Feierlicher Spatenstich Neubau Rettungswache Hohnstein

Mit dem feierlichen Spatenstich am 27. April 2026 in Hohnstein, gesetzt durch den Landrat Herrn Michael Geisler, den Präsidenten des DRK Kreisverband Sebnitz e. V. Herrn Ekkehard Schneider, den Bürgermeister der Stadt Hohnstein Herrn Daniel Brade und den Bauleiter der Hoch- und Tiefbau GmbH & Co. KG Sebnitz Herrn Ben Kreuzer, wird ein bedeutendes Infrastrukturprojekt für die rettungsdienstliche Versorgung in der Sächsischen Schweiz auf den Weg gebracht. Die neue Rettungswache in Hohnstein ist eine gezielte Antwort auf die besonderen Herausforderungen eines ländlich geprägten, topografisch anspruchsvollen Einsatzgebietes sowie auf kontinuierlich steigende Einsatzzahlen. 

Die Region ist geprägt durch weitläufige Flächen, touristische Schwerpunkte und eine anspruchsvolle Geländestruktur. Insbesondere die hohe Besucherzahl im Umfeld des Nationalpark Sächsische Schweiz führt saisonal zu einem erhöhten Einsatzaufkommen. Gleichzeitig stellt die Einhaltung der Hilfsfristen unter diesen Bedingungen eine besondere Herausforderung dar.

Die neue Rettungswache wird hier einen entscheidenden Beitrag leisten: durch die optimierte Standortwahl können Eintreffzeiten verbessert, Versorgungslücken geschlossen und bestehende Standorte spürbar entlastet werden.
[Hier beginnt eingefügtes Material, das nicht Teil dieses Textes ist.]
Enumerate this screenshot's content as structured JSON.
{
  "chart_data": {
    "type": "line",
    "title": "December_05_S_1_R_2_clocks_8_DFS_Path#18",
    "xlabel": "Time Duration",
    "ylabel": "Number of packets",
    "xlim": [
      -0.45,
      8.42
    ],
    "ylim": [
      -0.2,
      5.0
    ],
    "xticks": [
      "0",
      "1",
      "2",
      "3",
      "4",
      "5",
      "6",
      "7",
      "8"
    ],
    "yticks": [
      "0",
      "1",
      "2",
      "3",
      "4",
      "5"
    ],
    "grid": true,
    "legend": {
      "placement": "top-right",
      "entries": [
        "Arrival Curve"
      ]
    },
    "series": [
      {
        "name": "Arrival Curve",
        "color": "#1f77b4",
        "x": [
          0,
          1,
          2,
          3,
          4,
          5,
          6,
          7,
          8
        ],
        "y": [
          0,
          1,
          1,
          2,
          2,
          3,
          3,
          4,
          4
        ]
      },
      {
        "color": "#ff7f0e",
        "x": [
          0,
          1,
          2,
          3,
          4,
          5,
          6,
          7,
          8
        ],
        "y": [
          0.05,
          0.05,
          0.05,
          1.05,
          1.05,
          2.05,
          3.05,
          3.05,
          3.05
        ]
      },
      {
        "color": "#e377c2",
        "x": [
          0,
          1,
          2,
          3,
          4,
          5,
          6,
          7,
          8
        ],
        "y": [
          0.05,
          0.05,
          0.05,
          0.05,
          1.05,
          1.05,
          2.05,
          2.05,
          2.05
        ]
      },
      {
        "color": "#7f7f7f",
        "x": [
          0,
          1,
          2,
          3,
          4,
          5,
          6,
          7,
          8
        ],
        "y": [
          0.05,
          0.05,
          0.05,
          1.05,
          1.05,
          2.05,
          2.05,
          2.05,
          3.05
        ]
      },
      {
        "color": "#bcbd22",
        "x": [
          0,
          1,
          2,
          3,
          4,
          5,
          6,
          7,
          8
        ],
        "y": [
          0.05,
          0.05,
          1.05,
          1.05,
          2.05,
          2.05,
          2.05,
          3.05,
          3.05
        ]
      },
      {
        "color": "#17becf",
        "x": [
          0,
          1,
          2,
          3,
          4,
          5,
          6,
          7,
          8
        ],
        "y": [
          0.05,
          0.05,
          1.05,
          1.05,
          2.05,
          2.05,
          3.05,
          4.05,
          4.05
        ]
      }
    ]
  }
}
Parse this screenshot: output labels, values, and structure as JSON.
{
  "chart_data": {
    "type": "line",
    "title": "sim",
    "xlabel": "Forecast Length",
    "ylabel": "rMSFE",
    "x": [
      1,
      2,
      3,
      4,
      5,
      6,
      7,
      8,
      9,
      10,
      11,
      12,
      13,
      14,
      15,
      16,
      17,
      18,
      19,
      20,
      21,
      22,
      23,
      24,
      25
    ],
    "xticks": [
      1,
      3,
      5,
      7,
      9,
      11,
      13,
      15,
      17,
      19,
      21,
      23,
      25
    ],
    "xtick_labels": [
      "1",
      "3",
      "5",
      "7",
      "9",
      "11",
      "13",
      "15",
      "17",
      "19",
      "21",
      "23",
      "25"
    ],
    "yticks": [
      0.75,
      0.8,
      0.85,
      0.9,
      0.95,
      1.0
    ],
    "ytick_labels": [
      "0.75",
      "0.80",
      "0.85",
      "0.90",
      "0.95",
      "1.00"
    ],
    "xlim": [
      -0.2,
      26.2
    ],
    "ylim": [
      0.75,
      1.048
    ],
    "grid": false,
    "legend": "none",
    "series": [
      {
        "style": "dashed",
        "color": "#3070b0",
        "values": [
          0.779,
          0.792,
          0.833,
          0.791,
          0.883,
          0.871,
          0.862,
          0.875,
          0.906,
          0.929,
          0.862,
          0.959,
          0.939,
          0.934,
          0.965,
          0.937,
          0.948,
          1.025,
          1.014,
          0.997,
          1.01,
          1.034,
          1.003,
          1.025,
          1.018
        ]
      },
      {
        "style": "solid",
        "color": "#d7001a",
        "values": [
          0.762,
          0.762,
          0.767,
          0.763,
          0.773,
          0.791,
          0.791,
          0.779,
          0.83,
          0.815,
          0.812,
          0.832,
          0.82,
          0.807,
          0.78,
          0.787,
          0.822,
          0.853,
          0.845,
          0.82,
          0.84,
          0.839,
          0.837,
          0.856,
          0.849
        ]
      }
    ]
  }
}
Damit wird die notfallmedizinische Versorgung sowohl für die Bevölkerung vor Ort als auch für die Gäste der Region nachhaltig verbessert. 

Das Bauvorhaben umfasst moderne Funktionsbereiche für Personal und Technik. Neben Fahrzeughallen und hygienisch getrennten Bereichen entstehen zeitgemäße Aufenthalts- und Ruheräume für die Einsatzkräfte. Dies trägt nicht nur zur Effizienz der Abläufe bei sondern verbessert auch die Arbeitsbedingungen des Rettungsdienstpersonals im 16-Stunden-Betrieb erheblich.  

Mit einer geplanten Bauzeit von rund 13 Monaten und Investitionskosten in Höhe von etwa 2,5 Millionen Euro, welche durch die Kostenträger/Krankenkassen refinanziert werden, setzt der Träger des Rettungsdienstes ein klares Zeichen für eine zukunftsfähige, leistungsfähige Notfallversorgung im ländlichen Raum. 

Der Spatenstich markiert somit nicht nur den Beginn eines Bauprojekts, sondern einen wichtigen Schritt zur nachhaltigen Sicherstellung einer flächendeckenden und bedarfsgerechten rettungsdienstlichen Versorgung in der Region.